Filtering in promtail

I am using promtail to push logs from several bare metal servers to Loki, and I do filtering in Loki, for instance:
{job="ubuntu_server01_varlogs"} |~ "[Ee]rror" !~"Read_Error_Rate" !~"ubuntu-advantage-timer" ...

However, now Loki has repeatedly become overwhelmed with logs:
2021-12-03 09:55:33 Dec 3 09:55:32 server01 promtail-linux-amd64[2205]: level=warn ts=2021-12-03T08:55:32.480069794Z caller=client.go:344 component=client host=10.0.0.21:3100 msg="error sending batch, will retry" status=429 error="server returned HTTP status 429 Too Many Requests (429): Ingestion rate limit exceeded (limit: 4194304 bytes/sec) while attempting to ingest '8055' lines totaling '1048458' bytes, reduce log volume or contact your Loki administrator to see if the limit can be increased"
Perhaps it is better to filter out unwanted messages in promtail before pushing them to Loki? If so, how do I filter based on the log message content? My promtail config-file looks like this right now:

server:
  http_listen_port: 9080
  grpc_listen_port: 0

positions:
  filename: /tmp/positions.yaml

clients:
  - url: http://10.0.0.21:3100/loki/api/v1/push

scrape_configs:
- job_name: server01
  static_configs:
  - targets:
      - localhost
    labels:
      job: ubuntu_server01_varlogs
      __path__: "/var/log/*log"

Thanks.

1 Like

Hi @hubba ,

just out of curiosity, what sort of log volumes do you see? I was doing load tests and had no problems ingesting close to 10k logs per second with just one distributor and one indexer node. I’m using “micro services mode” with S3 storage…

I also saw some 429 errors at the very start. Promtail replays all log files it finds so initially there will be a flood of messages. Not sure if you can configure it to start from the tail of log files and only ship new lines.

Looked at rates and this problem occurs at server startup. Up to around 16k/sec. This is a bare-metal installation both on clients and on the machine running Loki and Grafana, so there is perhaps less leeway in terms of capacity?

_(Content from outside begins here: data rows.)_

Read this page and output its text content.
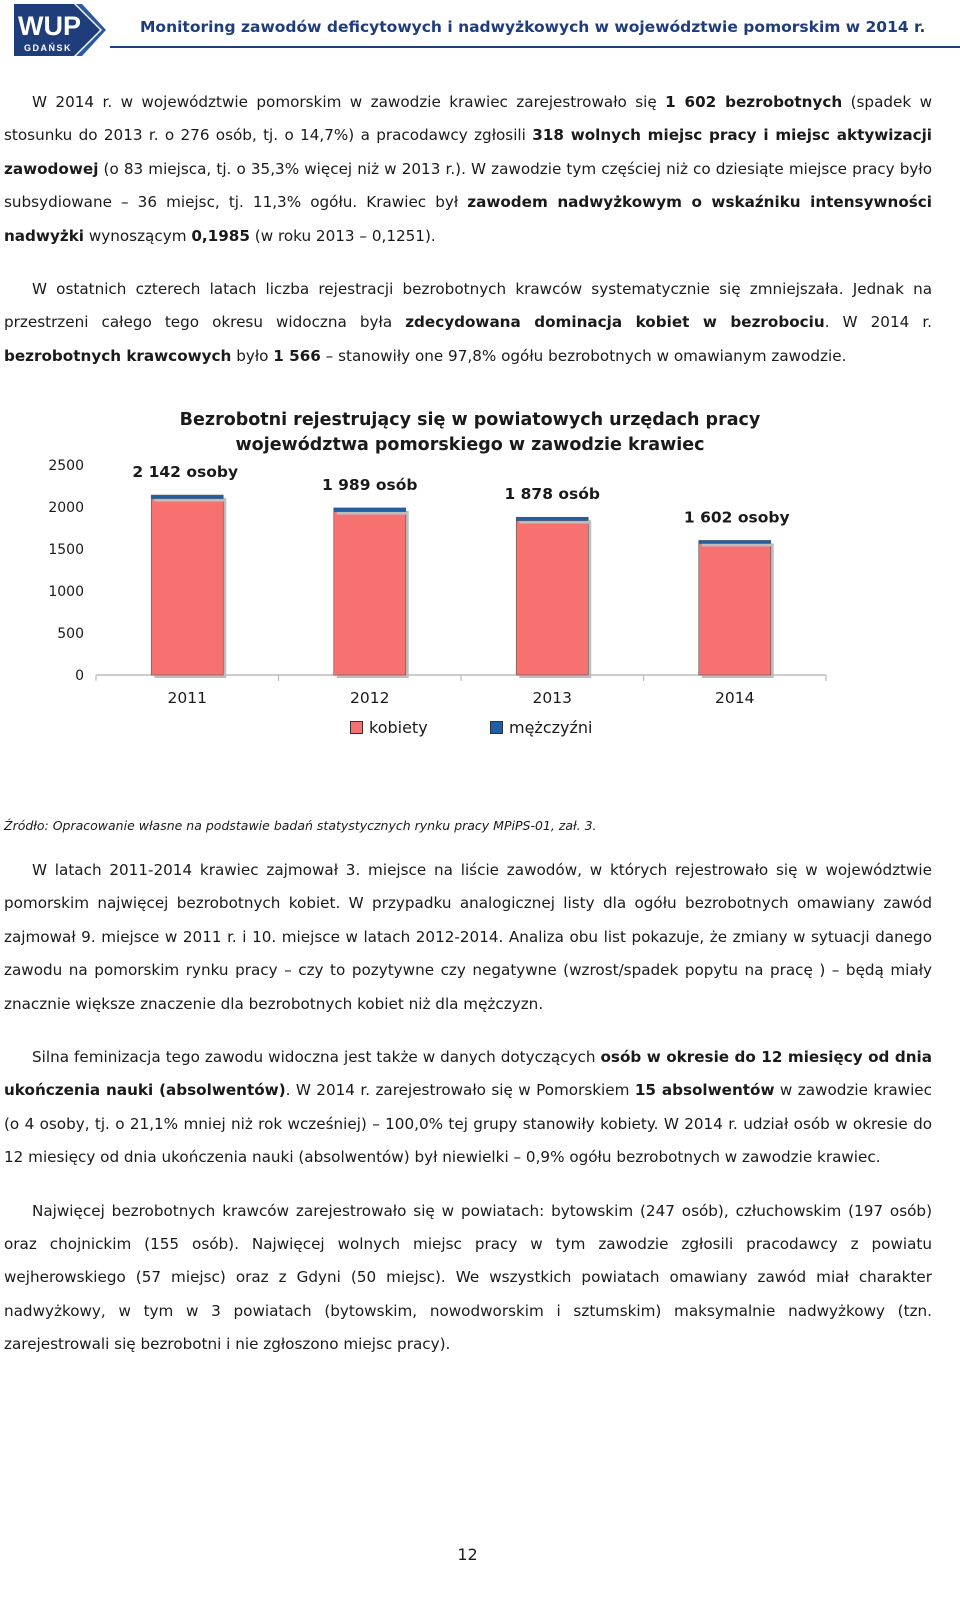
WUP
GDAŃSK
Monitoring zawodów deficytowych i nadwyżkowych w województwie pomorskim w 2014 r.

W 2014 r. w województwie pomorskim w zawodzie krawiec zarejestrowało się 1 602 bezrobotnych (spadek w stosunku do 2013 r. o 276 osób, tj. o 14,7%) a pracodawcy zgłosili 318 wolnych miejsc pracy i miejsc aktywizacji zawodowej (o 83 miejsca, tj. o 35,3% więcej niż w 2013 r.). W zawodzie tym częściej niż co dziesiąte miejsce pracy było subsydiowane – 36 miejsc, tj. 11,3% ogółu. Krawiec był zawodem nadwyżkowym o wskaźniku intensywności nadwyżki wynoszącym 0,1985 (w roku 2013 – 0,1251).

W ostatnich czterech latach liczba rejestracji bezrobotnych krawców systematycznie się zmniejszała. Jednak na przestrzeni całego tego okresu widoczna była zdecydowana dominacja kobiet w bezrobociu. W 2014 r. bezrobotnych krawcowych było 1 566 – stanowiły one 97,8% ogółu bezrobotnych w omawianym zawodzie.

Bezrobotni rejestrujący się w powiatowych urzędach pracy województwa pomorskiego w zawodzie krawiec
0
500
1000
1500
2000
2500	2 142 osoby
2011
1 989 osób
2012
1 878 osób
2013
1 602 osoby
2014
kobiety	mężczyźni
Źródło: Opracowanie własne na podstawie badań statystycznych rynku pracy MPiPS-01, zał. 3.

W latach 2011-2014 krawiec zajmował 3. miejsce na liście zawodów, w których rejestrowało się w województwie pomorskim najwięcej bezrobotnych kobiet. W przypadku analogicznej listy dla ogółu bezrobotnych omawiany zawód zajmował 9. miejsce w 2011 r. i 10. miejsce w latach 2012-2014. Analiza obu list pokazuje, że zmiany w sytuacji danego zawodu na pomorskim rynku pracy – czy to pozytywne czy negatywne (wzrost/spadek popytu na pracę ) – będą miały znacznie większe znaczenie dla bezrobotnych kobiet niż dla mężczyzn.

Silna feminizacja tego zawodu widoczna jest także w danych dotyczących osób w okresie do 12 miesięcy od dnia ukończenia nauki (absolwentów). W 2014 r. zarejestrowało się w Pomorskiem 15 absolwentów w zawodzie krawiec (o 4 osoby, tj. o 21,1% mniej niż rok wcześniej) – 100,0% tej grupy stanowiły kobiety. W 2014 r. udział osób w okresie do 12 miesięcy od dnia ukończenia nauki (absolwentów) był niewielki – 0,9% ogółu bezrobotnych w zawodzie krawiec.

Najwięcej bezrobotnych krawców zarejestrowało się w powiatach: bytowskim (247 osób), człuchowskim (197 osób) oraz chojnickim (155 osób). Najwięcej wolnych miejsc pracy w tym zawodzie zgłosili pracodawcy z powiatu wejherowskiego (57 miejsc) oraz z Gdyni (50 miejsc). We wszystkich powiatach omawiany zawód miał charakter nadwyżkowy, w tym w 3 powiatach (bytowskim, nowodworskim i sztumskim) maksymalnie nadwyżkowy (tzn. zarejestrowali się bezrobotni i nie zgłoszono miejsc pracy).

12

I believe I figured it out. Read through Scraping | Grafana Labs, Configuration | Grafana Labs, and match | Grafana Labs. The one on configuration is particularly important, I think. Anyway, my promtail configuration file now looks like this:

server:
  http_listen_port: 9080
  grpc_listen_port: 0

positions:
  filename: /tmp/positions.yaml

clients:
  - url: http://10.0.0.21:3100/loki/api/v1/push

scrape_configs:
- job_name: server01
  static_configs:
  - targets:
      - localhost
    labels:
      job: server01_varlogs
      __path__: "/var/log/*log"
  pipeline_stages:
  - match:
      selector: '{job="server01_varlogs"}'
      stages:
      - json:
          expressions:
            msg: message
  - match:
      selector: '{job="server01_varlogs"} !~ ".*rror.*"'
      action: drop
      drop_counter_reason: promtail_non_error
  - output:
      source: msg
  - match:
      selector: '{job="server01_varlogs"} |~ ".*ubuntu-advantage-timer.*"'
      action: drop
      drop_counter_reason: promtail_noisy_error
  - output:
      source: msg

This filters out everything that doesn’t contain "rror", and everything containing “ubuntu-advantage-timer”. Will have to work on the filter to include things containing critical, bug, fail, etc, but at least I got it working.

This topic was automatically closed 365 days after the last reply. New replies are no longer allowed.